Screening Other High-Risk Women
Very little information is available to assess the benefits of MRI screening in women at risk for reasons other than family history. Port and coauthors performed a retrospective study of 252 women with lobular carcinoma in situ (LCIS) and 126 with atypical hyperplasia followed with and without MRI. Patients selected for MRI screening were younger and had stronger family histories of breast cancer than their counterparts screened with mammography. Cancer was identified in 1% of the 478 MRIs performed, and 25% of the patients undergoing MRI received a biopsy recommendation during the study period, the majority of which were generated by findings seen on MRI alone.
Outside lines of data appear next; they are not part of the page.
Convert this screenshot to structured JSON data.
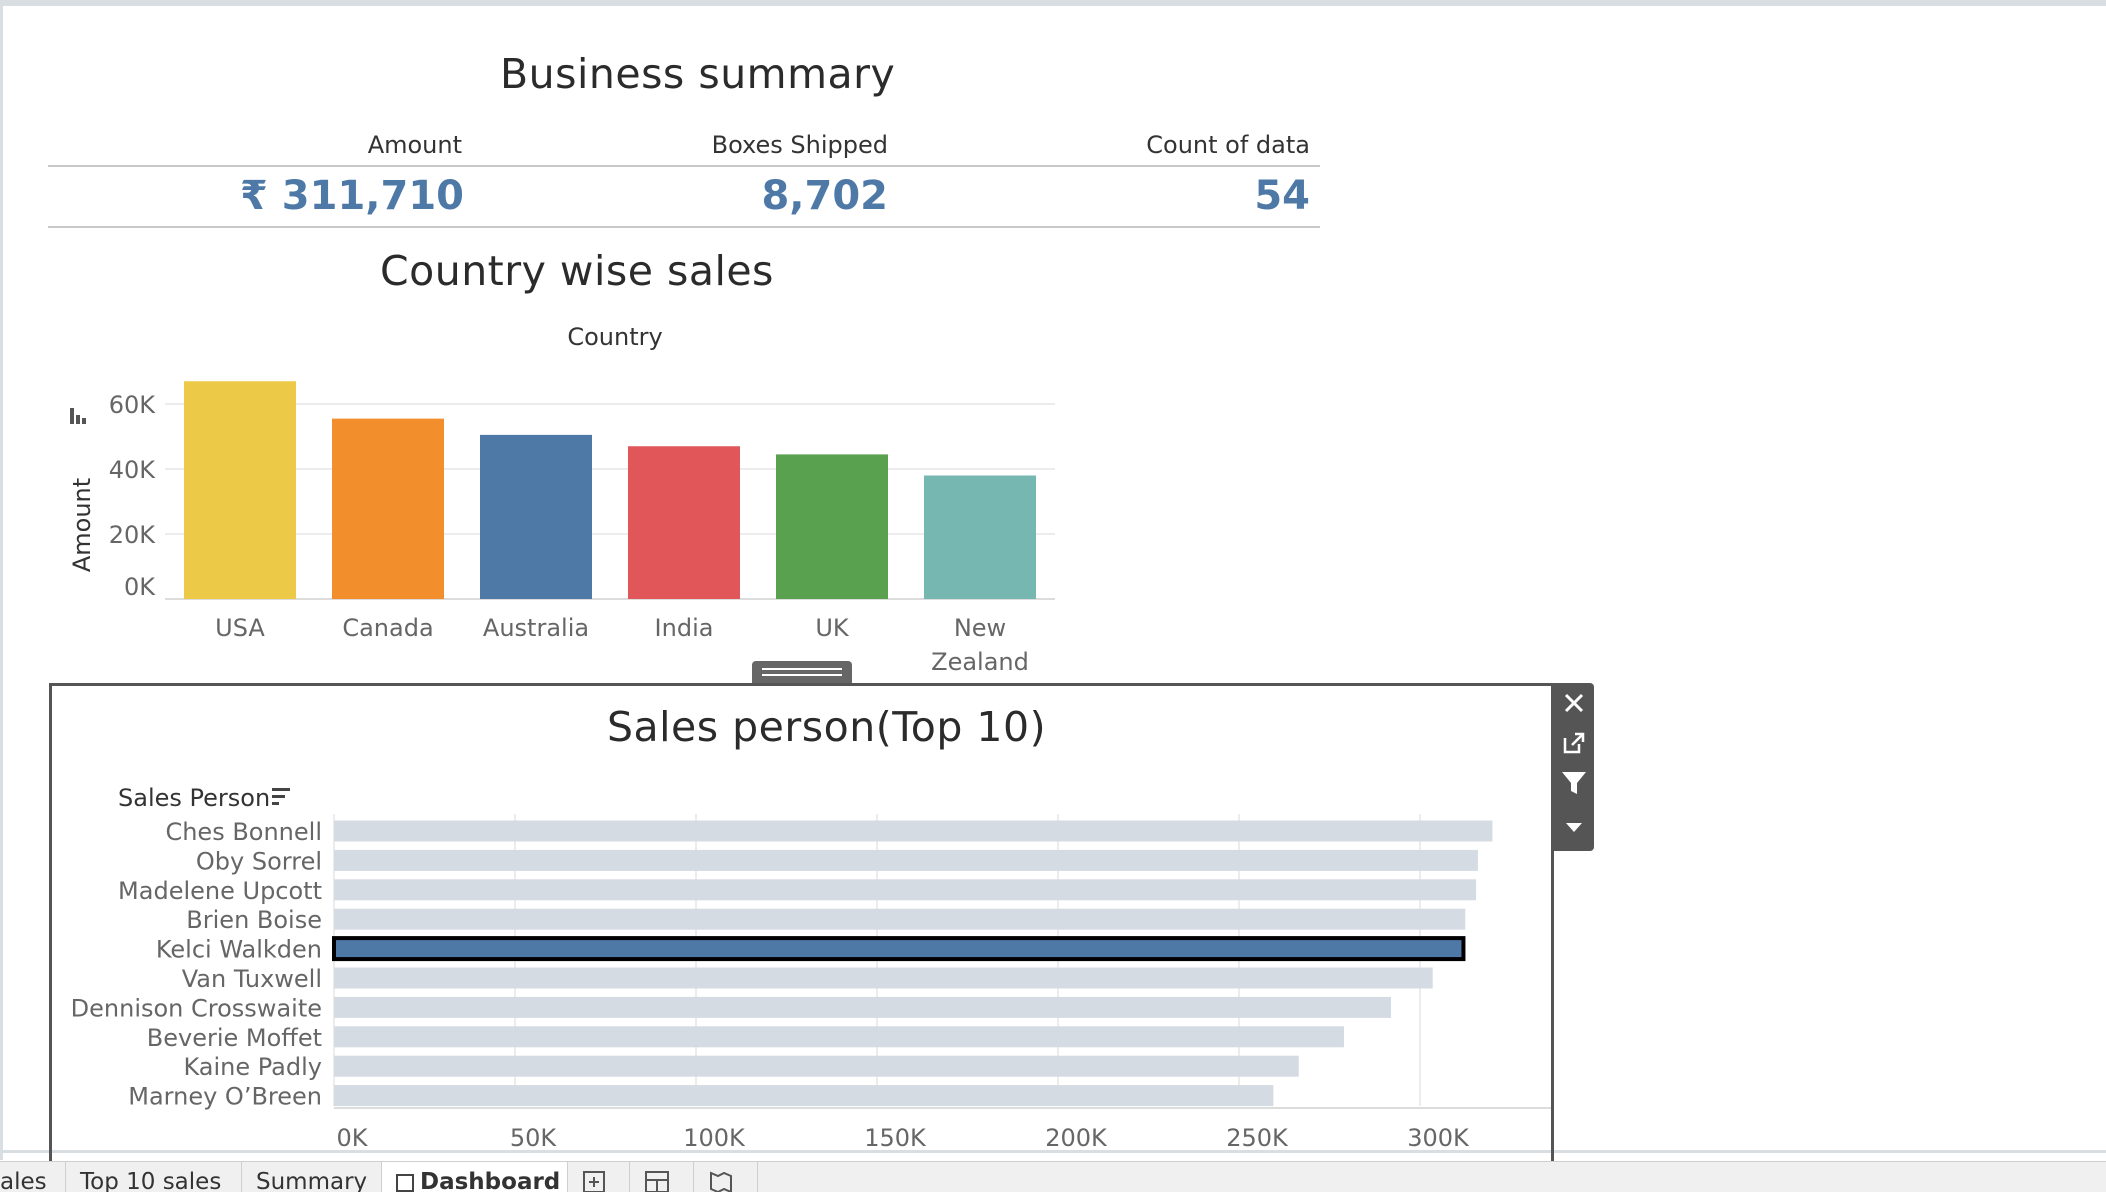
{
  "summary": {
    "title": "Business summary",
    "kpis": [
      {
        "label": "Amount",
        "value": "₹ 311,710"
      },
      {
        "label": "Boxes Shipped",
        "value": "8,702"
      },
      {
        "label": "Count of data",
        "value": "54"
      }
    ]
  },
  "country_chart": {
    "title": "Country wise sales",
    "header": "Country",
    "ylabel": "Amount",
    "ticks": [
      "0K",
      "20K",
      "40K",
      "60K"
    ]
  },
  "sales_chart": {
    "title": "Sales person(Top 10)",
    "header": "Sales Person",
    "ticks": [
      "0K",
      "50K",
      "100K",
      "150K",
      "200K",
      "250K",
      "300K"
    ]
  },
  "chart_data": [
    {
      "type": "bar",
      "title": "Country wise sales",
      "xlabel": "Country",
      "ylabel": "Amount",
      "categories": [
        "USA",
        "Canada",
        "Australia",
        "India",
        "UK",
        "New Zealand"
      ],
      "values": [
        67000,
        55500,
        50500,
        47000,
        44500,
        38000
      ],
      "colors": [
        "#edc948",
        "#f28e2b",
        "#4e79a7",
        "#e15759",
        "#59a14f",
        "#76b7b2"
      ],
      "ylim": [
        0,
        68000
      ],
      "yticks": [
        0,
        20000,
        40000,
        60000
      ],
      "grid": true
    },
    {
      "type": "bar",
      "orientation": "horizontal",
      "title": "Sales person(Top 10)",
      "ylabel": "Sales Person",
      "categories": [
        "Ches Bonnell",
        "Oby Sorrel",
        "Madelene Upcott",
        "Brien Boise",
        "Kelci Walkden",
        "Van Tuxwell",
        "Dennison Crosswaite",
        "Beverie Moffet",
        "Kaine Padly",
        "Marney O’Breen"
      ],
      "values": [
        320000,
        316000,
        315500,
        312500,
        312000,
        303500,
        292000,
        279000,
        266500,
        259500
      ],
      "highlighted": "Kelci Walkden",
      "bar_color": "#d5dbe3",
      "highlight_color": "#4e79a7",
      "xlim": [
        0,
        330000
      ],
      "xticks": [
        0,
        50000,
        100000,
        150000,
        200000,
        250000,
        300000
      ],
      "grid": true
    }
  ],
  "tabs": [
    {
      "label": "ales",
      "active": false
    },
    {
      "label": "Top 10 sales",
      "active": false
    },
    {
      "label": "Summary",
      "active": false
    },
    {
      "label": "Dashboard",
      "active": true
    }
  ],
  "icons": {
    "toolbar": [
      "close-icon",
      "open-new-icon",
      "filter-icon",
      "more-options-icon"
    ],
    "tabs": [
      "new-worksheet-icon",
      "new-dashboard-icon",
      "new-story-icon"
    ]
  }
}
In comparison, abnormalities on physical exam or mammogram prompted biopsy in 11% of patients. In addition, 48% of patients undergoing MRI had at least one study requiring short-interval follow-up. A total of 8 cancers were found in the MRI group, 6 by MRI alone. The sensitivity of MRI was 75%, the specificity 92%, and the positive predictive value was 13%.
These data do not provide clear evidence of benefit for MRI screening in the population of women with LCIS and atypical hyperplasia, but they clearly illustrate the costs of screening in terms of follow-up examinations and biopsies. Further evaluation of the impact of recall, short-interval follow-up, and benign biopsies on compliance with screening is warranted before widespread adoption of MRI screening in populations at lower risk than women with known or suspected BRCA1/2 mutations is undertaken.
In a study of a subset of 611 women included in the United Kingdom MRI screening study, 89% reported that they would definitely return for further screening, but 4% found MRI "extremely distressing" and 47% reported intrusive thoughts about the MRI exam 6 weeks later.
The current American Cancer Society recommendations for breast MRI screening are summarized in Table 2. It is important to note that breast MRI is an adjunct to mammography, not a replacement, and that clinical breast exam remains an important part of the surveillance of women at high risk. Cancers seen on mammography but not MRI continue to be observed, and although the problem of interval cancers is reduced by MRI screening, it is not eliminated.